Mulai bulan Juni 2015, pemerintah Jepang menerapkan aturan baru terutama untuk pengendara sepeda. Sebenarnya bukan aturan baru, karena aturan itu sudah ada sejak beberapa tahun yang lalu, hanya saja penerapannya secara tegas baru dimulai, alias denda bagi pelanggar akan mulai berlaku. Sebelum ini, pengendara sepeda adalah seolah raja jalanan. Jalur-jalur khusus sepeda jarang dipakai karena pesepeda lebih memilih trotoar/pedestrian. Atribut yang banyak dipakai saat bersepeda adalah EARPHONE/HEADSET dan PAYUNG.   

 

 

 Bersepeda sambil memegang payung

 

Total ada 14 “aturan baru” yang diterapkan pemerintah Jepang, aturan tersebut antara lain: wajib mematuhi traffic lights, wajib turun jika melalui bawah perlintasan kereta, wajib berhenti jika akan melewati perempatan jika diperlukan (biasanya ada tanda tulisan tomare/berhenti sebentar di badan jalan atau memaki rambu yang dituliskan di papan), sepeda dalam kondisi baik, dilarang bersepeda dalam pengaruh alkohol. Hal yang kemudian membuat marah para pesepeda adalah tidak boleh menggunakan earphone/headset/mobile phone serta payung sambil bersepeda. Dua hal paling akhir memang sangat memberatkan kami, para pecinta sepeda karena terpaksa. Memakai sepeda dengan memegang payung adalah khas Jepang, apalagi biasanya menggunakan payung transparan sehingga tidak mengganggu pandangan. Sangat repot jika hujan gerimis harus memakai mantel… Tapi bagaimana lagi, aturan di Jepang mutlak harus dipatuhi atau denda siap menanti. Kecuali bagi anak di bawah 14 tahun, beberapa aturan masih diberi toleransi misalnya menggunakan trotoar jalan.

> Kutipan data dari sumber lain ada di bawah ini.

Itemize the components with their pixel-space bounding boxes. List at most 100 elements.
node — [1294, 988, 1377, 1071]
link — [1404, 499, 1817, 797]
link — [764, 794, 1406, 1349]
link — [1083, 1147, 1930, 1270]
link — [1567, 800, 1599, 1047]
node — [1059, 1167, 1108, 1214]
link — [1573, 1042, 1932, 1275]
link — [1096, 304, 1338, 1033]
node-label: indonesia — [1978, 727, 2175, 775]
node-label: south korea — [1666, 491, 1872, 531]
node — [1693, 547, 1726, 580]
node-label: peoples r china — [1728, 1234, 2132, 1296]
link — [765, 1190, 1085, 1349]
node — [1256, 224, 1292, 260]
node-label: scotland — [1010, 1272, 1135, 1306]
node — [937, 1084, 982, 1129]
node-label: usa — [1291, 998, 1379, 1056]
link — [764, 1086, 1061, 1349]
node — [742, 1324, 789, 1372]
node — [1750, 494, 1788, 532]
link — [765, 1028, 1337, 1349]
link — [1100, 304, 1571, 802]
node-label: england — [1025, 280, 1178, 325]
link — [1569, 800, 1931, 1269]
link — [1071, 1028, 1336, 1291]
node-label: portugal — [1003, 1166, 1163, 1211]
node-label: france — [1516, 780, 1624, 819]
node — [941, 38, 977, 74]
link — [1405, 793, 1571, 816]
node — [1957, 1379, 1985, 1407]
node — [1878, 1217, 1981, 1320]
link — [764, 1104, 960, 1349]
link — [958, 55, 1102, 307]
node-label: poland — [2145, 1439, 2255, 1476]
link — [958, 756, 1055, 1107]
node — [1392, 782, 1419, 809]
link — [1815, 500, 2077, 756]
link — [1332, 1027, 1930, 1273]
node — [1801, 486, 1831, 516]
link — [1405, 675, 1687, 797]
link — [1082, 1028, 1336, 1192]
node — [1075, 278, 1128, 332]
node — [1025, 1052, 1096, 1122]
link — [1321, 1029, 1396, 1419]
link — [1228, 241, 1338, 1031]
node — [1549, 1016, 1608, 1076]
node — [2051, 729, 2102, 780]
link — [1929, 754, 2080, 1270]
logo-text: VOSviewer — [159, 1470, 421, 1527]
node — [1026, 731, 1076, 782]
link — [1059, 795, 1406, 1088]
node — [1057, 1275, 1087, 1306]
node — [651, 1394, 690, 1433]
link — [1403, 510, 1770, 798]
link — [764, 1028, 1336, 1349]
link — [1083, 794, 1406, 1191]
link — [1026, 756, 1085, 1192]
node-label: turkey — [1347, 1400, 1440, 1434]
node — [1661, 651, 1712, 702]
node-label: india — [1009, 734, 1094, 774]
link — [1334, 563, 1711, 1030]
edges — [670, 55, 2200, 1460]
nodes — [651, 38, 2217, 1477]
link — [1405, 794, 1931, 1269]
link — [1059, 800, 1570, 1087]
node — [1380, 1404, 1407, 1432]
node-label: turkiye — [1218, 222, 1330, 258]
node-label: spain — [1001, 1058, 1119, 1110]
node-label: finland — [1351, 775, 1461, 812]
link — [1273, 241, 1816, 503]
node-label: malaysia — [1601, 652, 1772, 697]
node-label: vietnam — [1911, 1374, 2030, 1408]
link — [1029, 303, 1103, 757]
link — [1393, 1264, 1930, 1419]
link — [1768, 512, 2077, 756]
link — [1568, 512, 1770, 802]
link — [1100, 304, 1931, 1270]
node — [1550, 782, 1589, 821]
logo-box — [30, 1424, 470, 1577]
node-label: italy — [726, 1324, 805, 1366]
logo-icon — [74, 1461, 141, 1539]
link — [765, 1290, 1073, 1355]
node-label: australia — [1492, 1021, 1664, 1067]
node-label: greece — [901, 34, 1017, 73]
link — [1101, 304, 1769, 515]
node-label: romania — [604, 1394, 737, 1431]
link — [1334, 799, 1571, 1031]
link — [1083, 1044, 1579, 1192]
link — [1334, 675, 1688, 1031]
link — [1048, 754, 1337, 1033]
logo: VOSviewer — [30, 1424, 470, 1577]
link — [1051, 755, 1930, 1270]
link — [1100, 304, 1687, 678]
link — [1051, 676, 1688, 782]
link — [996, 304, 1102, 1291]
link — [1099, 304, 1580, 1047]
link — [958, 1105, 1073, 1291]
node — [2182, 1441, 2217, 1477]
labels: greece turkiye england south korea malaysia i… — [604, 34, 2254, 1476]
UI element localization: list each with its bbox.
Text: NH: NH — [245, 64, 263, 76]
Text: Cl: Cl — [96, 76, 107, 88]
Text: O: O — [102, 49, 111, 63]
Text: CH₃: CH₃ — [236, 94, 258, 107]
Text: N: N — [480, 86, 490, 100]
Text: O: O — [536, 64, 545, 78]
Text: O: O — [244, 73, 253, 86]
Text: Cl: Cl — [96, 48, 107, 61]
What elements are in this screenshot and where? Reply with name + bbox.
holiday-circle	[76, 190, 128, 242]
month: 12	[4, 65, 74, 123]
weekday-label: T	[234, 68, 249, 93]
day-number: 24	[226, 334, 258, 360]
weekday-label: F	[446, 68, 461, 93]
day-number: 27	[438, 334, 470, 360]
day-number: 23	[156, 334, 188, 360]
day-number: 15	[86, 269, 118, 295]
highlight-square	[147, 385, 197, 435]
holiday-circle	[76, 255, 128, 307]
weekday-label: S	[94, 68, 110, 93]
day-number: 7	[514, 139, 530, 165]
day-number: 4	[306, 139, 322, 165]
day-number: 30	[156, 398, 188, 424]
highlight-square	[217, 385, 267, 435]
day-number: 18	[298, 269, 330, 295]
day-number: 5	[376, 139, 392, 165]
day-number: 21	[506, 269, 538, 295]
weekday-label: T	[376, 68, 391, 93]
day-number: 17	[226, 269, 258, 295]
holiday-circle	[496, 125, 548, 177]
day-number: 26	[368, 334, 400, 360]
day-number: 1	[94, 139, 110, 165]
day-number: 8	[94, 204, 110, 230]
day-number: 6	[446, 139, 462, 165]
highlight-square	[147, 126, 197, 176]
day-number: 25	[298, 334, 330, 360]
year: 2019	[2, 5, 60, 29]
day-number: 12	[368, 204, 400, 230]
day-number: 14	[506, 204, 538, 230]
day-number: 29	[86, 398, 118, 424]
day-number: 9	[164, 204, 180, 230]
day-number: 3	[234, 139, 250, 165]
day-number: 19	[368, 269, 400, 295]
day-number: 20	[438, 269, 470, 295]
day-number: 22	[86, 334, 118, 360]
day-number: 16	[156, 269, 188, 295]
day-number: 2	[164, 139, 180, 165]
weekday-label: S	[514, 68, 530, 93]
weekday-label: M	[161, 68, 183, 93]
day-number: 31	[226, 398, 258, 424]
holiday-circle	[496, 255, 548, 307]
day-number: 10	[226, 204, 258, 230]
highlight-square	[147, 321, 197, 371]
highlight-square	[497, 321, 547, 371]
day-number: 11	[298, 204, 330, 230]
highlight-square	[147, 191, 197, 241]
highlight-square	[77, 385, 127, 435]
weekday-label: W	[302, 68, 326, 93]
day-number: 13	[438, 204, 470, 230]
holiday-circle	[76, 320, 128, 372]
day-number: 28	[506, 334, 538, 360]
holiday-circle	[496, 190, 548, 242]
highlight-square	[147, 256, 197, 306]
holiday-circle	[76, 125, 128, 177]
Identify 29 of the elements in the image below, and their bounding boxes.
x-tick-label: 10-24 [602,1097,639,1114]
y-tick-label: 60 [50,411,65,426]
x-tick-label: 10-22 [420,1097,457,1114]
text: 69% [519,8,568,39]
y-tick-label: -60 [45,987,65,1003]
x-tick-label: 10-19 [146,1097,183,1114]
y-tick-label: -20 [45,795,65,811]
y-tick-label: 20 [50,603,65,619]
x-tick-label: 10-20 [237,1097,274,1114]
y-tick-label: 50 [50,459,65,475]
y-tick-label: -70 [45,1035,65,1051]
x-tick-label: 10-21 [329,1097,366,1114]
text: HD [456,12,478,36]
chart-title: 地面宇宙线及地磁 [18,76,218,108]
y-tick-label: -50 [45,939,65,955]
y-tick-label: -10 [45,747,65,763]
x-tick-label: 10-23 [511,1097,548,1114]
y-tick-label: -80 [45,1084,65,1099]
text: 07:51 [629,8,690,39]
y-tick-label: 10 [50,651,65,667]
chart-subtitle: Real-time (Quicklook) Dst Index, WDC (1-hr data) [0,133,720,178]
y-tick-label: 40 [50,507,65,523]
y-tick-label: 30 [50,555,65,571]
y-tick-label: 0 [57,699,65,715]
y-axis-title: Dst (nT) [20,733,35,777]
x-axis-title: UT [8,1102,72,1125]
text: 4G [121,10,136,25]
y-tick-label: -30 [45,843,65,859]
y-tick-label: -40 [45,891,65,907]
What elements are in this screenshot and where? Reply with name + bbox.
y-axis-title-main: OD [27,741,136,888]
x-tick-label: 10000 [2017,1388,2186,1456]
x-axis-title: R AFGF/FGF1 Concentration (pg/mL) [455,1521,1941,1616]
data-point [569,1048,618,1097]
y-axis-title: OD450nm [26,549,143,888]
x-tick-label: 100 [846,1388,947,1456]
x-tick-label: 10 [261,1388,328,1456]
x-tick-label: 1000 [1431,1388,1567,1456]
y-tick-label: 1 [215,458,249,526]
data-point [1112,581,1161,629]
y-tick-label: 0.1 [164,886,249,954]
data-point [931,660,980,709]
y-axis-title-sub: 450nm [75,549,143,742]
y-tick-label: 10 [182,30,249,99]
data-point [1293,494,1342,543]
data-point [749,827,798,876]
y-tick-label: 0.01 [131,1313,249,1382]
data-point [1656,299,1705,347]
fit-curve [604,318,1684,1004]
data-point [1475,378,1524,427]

Sampai dengan tahun 2013, di Jepang terdapat sekitar 71.551 juta sepeda dengan jumlah penduduk sekitar 126.66 juta jiwa. Jadi lebih dari 50% penduduk Jepang memiliki dan menggunakan sepeda (semua sepeda di Jepang wajib memiliki nomor register dan surat lengkap). Dari hasil survey terhadap 1.945 responden, sekitar 42% pesepeda rutin menggunakan untuk olahraga, 41% untuk mempercepat perjalanan dan menghemat anggaran dan 9% pengguna beralasan untuk menyelamatkan lingkungan dari polusi. Apa yang melatarbelakangi diterapkannya aturan “baru” tersebut? Ternyata bukan karena meningkatnya angka kecelakaan khususnya sepeda di Jepang tetapi karena semakin meningkatnya rasio kecelakaan fatal yang terjadi. Berdasarkan data, kecelakaan sepeda tahun 2014 sebenarnya turun dari 188.338 kasus pada tahun 2004 menjadi hanya 109.269 kasus, tetapi kecelakaan fatal hanya turun sedikit dari 870 menjadi 542 kasus. Rasio kecelakaan fatal secara keseluruhan meningkat 1.3 persen menjadi 13.5%. kecelakaan fatal termasuk jatuh sendiri di pedestrian meningkat menjadi 82 kasus dari 51 kasus pada tahun 2004. Aturan lalu lintas direvisi karena ternyata kecelakaan fatal banyak terjadi pada pesepeda. Hmm… padahal menurut kita pasti angka yang tidak begitu signifikan perbedaannya.  

 

 

Grafik kecelakaan sepeda di Jepang (sumber: japantimes.co.id)

 

Bagaimana jika melanggar? Polisi akan mengeluarkan surat tilang bagi yang berusia lebih dari 14 tahun. Jika dalam waktu 3 tahun kita menerima surat tilang lebih dari 2, kita harus mengikuti kelas khusus bersepeda seperti halnya ketika akan mencari SIM. Biaya untuk itu sekitar 5.700 yen (Rp 600.000) untuk 3 jam pelajaran. Jika menolak, kita harus membayar denda sebesar 50.000 yen atau lebih dari lima juta rupiah… (Jumlah yang sangat besar untuk kami yang sepeda pun dapat warisan dari pendahulu).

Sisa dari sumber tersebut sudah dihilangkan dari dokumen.